Missions are assigned at random for soldiers, which helps keep things more lively for the squad. They’re consistent for the Predator — kill everyone — but that’s perfectly fine given the character. Unfortunately, gameplay succumbs to repetition sooner than I would have liked. Hunting Grounds tries to keep things interesting with various customisation options and the (deep sigh) unlocking of loot boxes. The good news is that the loot boxes yield only cosmetic items, and are thankfully free from any micro-transactions. They can be purchased with currency acquired in-game, which is also dished out to players at a generous rate at the conclusion of each match.

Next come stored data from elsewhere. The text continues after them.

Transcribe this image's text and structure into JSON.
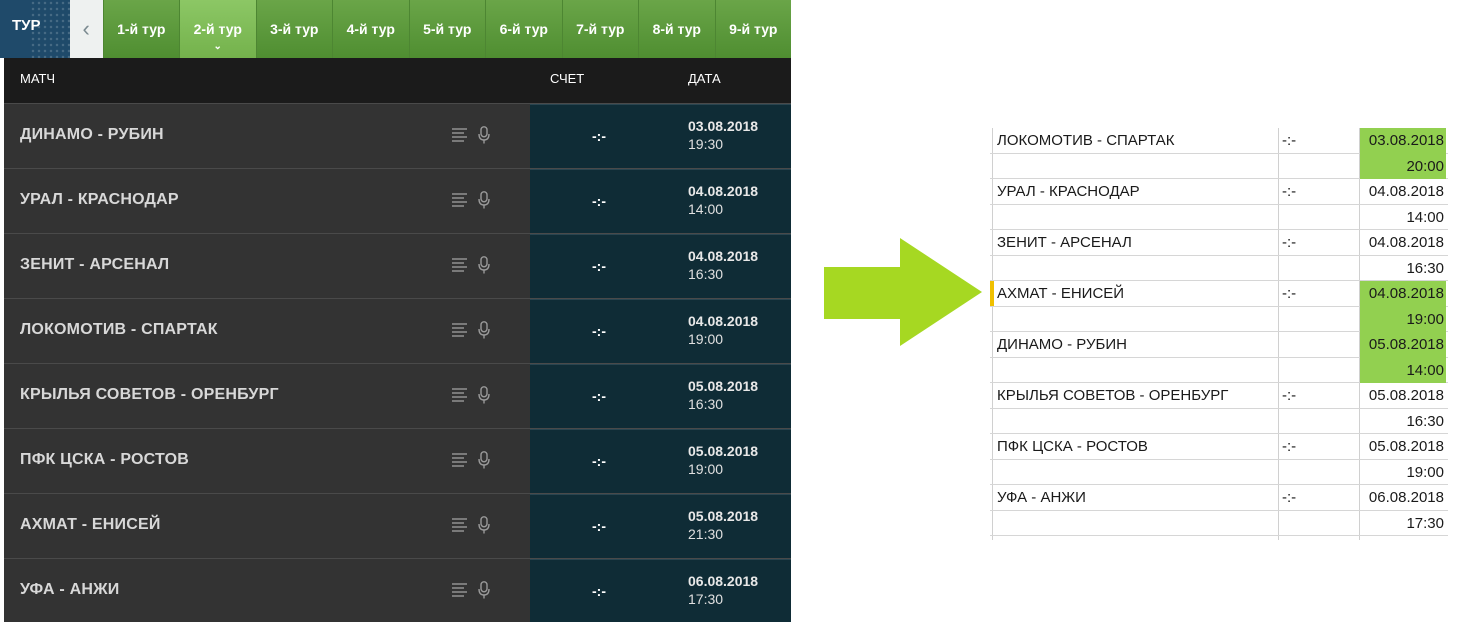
{
  "tour_bar": {
    "label": "ТУР",
    "prev": "‹",
    "tabs": [
      "1-й тур",
      "2-й тур",
      "3-й тур",
      "4-й тур",
      "5-й тур",
      "6-й тур",
      "7-й тур",
      "8-й тур",
      "9-й тур"
    ],
    "active_index": 1
  },
  "table": {
    "headers": {
      "match": "МАТЧ",
      "score": "СЧЕТ",
      "date": "ДАТА"
    },
    "rows": [
      {
        "match": "ДИНАМО - РУБИН",
        "score": "-:-",
        "date": "03.08.2018",
        "time": "19:30"
      },
      {
        "match": "УРАЛ - КРАСНОДАР",
        "score": "-:-",
        "date": "04.08.2018",
        "time": "14:00"
      },
      {
        "match": "ЗЕНИТ - АРСЕНАЛ",
        "score": "-:-",
        "date": "04.08.2018",
        "time": "16:30"
      },
      {
        "match": "ЛОКОМОТИВ - СПАРТАК",
        "score": "-:-",
        "date": "04.08.2018",
        "time": "19:00"
      },
      {
        "match": "КРЫЛЬЯ СОВЕТОВ - ОРЕНБУРГ",
        "score": "-:-",
        "date": "05.08.2018",
        "time": "16:30"
      },
      {
        "match": "ПФК ЦСКА - РОСТОВ",
        "score": "-:-",
        "date": "05.08.2018",
        "time": "19:00"
      },
      {
        "match": "АХМАТ - ЕНИСЕЙ",
        "score": "-:-",
        "date": "05.08.2018",
        "time": "21:30"
      },
      {
        "match": "УФА - АНЖИ",
        "score": "-:-",
        "date": "06.08.2018",
        "time": "17:30"
      }
    ]
  },
  "arrow_color": "#a6d822",
  "sheet": {
    "highlight_color": "#92d050",
    "rows": [
      {
        "match": "ЛОКОМОТИВ - СПАРТАК",
        "score": "-:-",
        "date": "03.08.2018",
        "time": "20:00",
        "highlight": true
      },
      {
        "match": "УРАЛ - КРАСНОДАР",
        "score": "-:-",
        "date": "04.08.2018",
        "time": "14:00",
        "highlight": false
      },
      {
        "match": "ЗЕНИТ - АРСЕНАЛ",
        "score": "-:-",
        "date": "04.08.2018",
        "time": "16:30",
        "highlight": false
      },
      {
        "match": "АХМАТ - ЕНИСЕЙ",
        "score": "-:-",
        "date": "04.08.2018",
        "time": "19:00",
        "highlight": true
      },
      {
        "match": "ДИНАМО - РУБИН",
        "score": "",
        "date": "05.08.2018",
        "time": "14:00",
        "highlight": true
      },
      {
        "match": "КРЫЛЬЯ СОВЕТОВ - ОРЕНБУРГ",
        "score": "-:-",
        "date": "05.08.2018",
        "time": "16:30",
        "highlight": false
      },
      {
        "match": "ПФК ЦСКА - РОСТОВ",
        "score": "-:-",
        "date": "05.08.2018",
        "time": "19:00",
        "highlight": false
      },
      {
        "match": "УФА - АНЖИ",
        "score": "-:-",
        "date": "06.08.2018",
        "time": "17:30",
        "highlight": false
      }
    ]
  }
}
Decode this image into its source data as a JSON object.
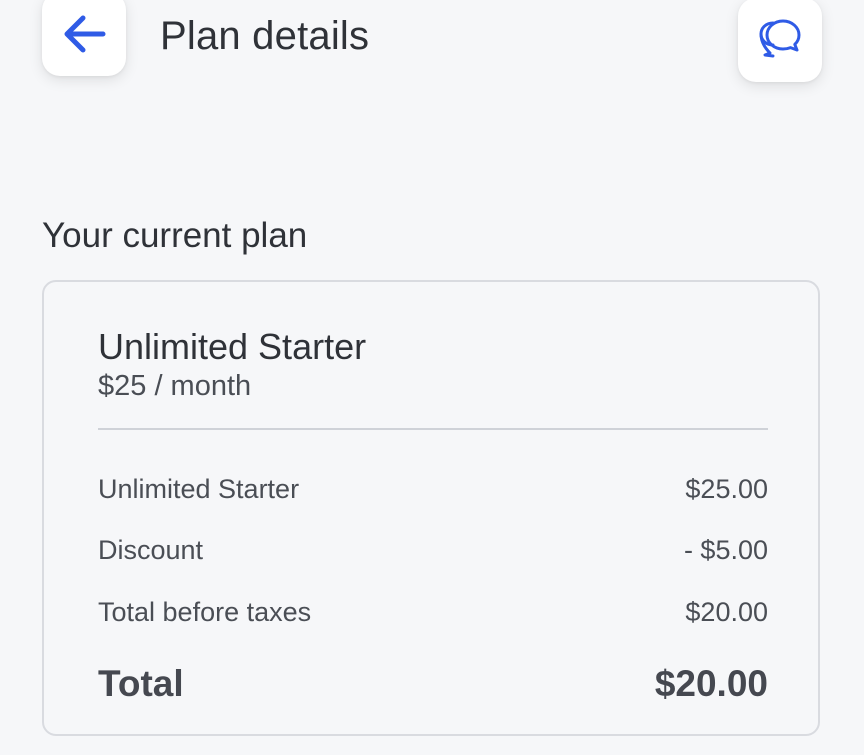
{
  "header": {
    "title": "Plan details",
    "back_icon": "arrow-left-icon",
    "chat_icon": "chat-bubbles-icon"
  },
  "section": {
    "title": "Your current plan"
  },
  "plan": {
    "name": "Unlimited Starter",
    "price": "$25 / month",
    "line_items": [
      {
        "label": "Unlimited Starter",
        "value": "$25.00"
      },
      {
        "label": "Discount",
        "value": "- $5.00"
      },
      {
        "label": "Total before taxes",
        "value": "$20.00"
      }
    ],
    "total": {
      "label": "Total",
      "value": "$20.00"
    }
  },
  "colors": {
    "accent": "#2f5be6",
    "background": "#f6f7f9",
    "card_border": "#d9dbe0",
    "text_primary": "#2f3238"
  }
}
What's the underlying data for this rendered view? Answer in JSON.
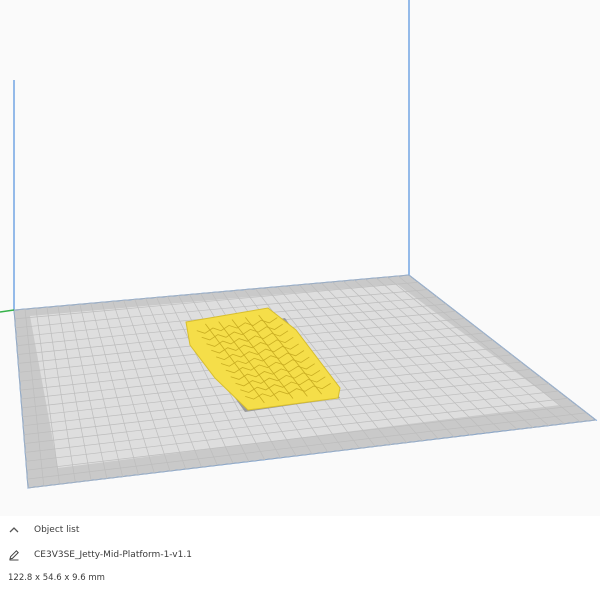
{
  "object_list": {
    "label": "Object list",
    "toggle_icon": "chevron-up-icon"
  },
  "object": {
    "name": "CE3V3SE_Jetty-Mid-Platform-1-v1.1",
    "edit_icon": "pencil-icon",
    "dimensions": "122.8 x 54.6 x 9.6 mm"
  },
  "colors": {
    "plate": "#d8d8d8",
    "plate_border": "#c3c3c3",
    "grid_line": "#bcbcbc",
    "axis_blue": "#2f7bd8",
    "axis_green": "#36b24a",
    "model_yellow": "#f7e35a",
    "model_shadow": "#8b8b8b"
  }
}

Customisation is deep enough for a game of this kind, with options to change appearance, weaponry and perks. Each of these items are unlocked via either loot boxes or in-game progression which encourages the grind, but doesn’t really give you enough to sink your teeth into until around Level 10. Soldier upgrades are unfortunately rather mundane, from generic assault rifles and shotguns, to perks that increase health, stamina and damage. Classes can be selected to alter these traits even further. Class selection seems to have a greater effect on Predators, with classes like Scout allowing for greater movement at the cost of decreased survivability. The Berserker class encourages melee combat and grants a larger health pool. Each class is unique enough to warrant a try, but the thing is: the Predator is so overpowered by design that you could get away with using the standard Hunter class, with its balanced spread of all traits, and still get a feel for everything. I can appreciate everything Predator: Hunting Grounds is trying to do, but apart from the numerous elements inspired by the film, the core gameplay experience is functional but ultimately a bit tired.

Final Thoughts

Overall, Predator: Hunting Grounds proves to be adequate fun in the right situation. Final battles between soldiers and the Predator are incredibly stressful, and while gunplay is functional, playing as the Predator is definitely the highlight of the experience. Customisation adds variety, but as missions are randomly selected and similar in structure, repetition soon becomes an issue. Predator: Hunting Grounds is at its best when it’s mimicking the original film’s most iconic moments, but as they’re few and far between, you’re left with an average shooter set in a nameless jungle. Whether escaping the Predator, or this game after a few hours, you’re going to want to “get to da choppah!” .


Highlights: Predator gameplay a highlight; Multiple iconic moments from original film make an appearance; Occasional tense encounters.
Lowlights: Basic gunplay; Repetitive mission structure
Developer: Illfonic
Publisher: Sony Interactive Entertainment
Platforms: PlayStation 4, Windows PC
Available: Now

Review conducted on PlayStation 4 with a retail code provided by the publisher.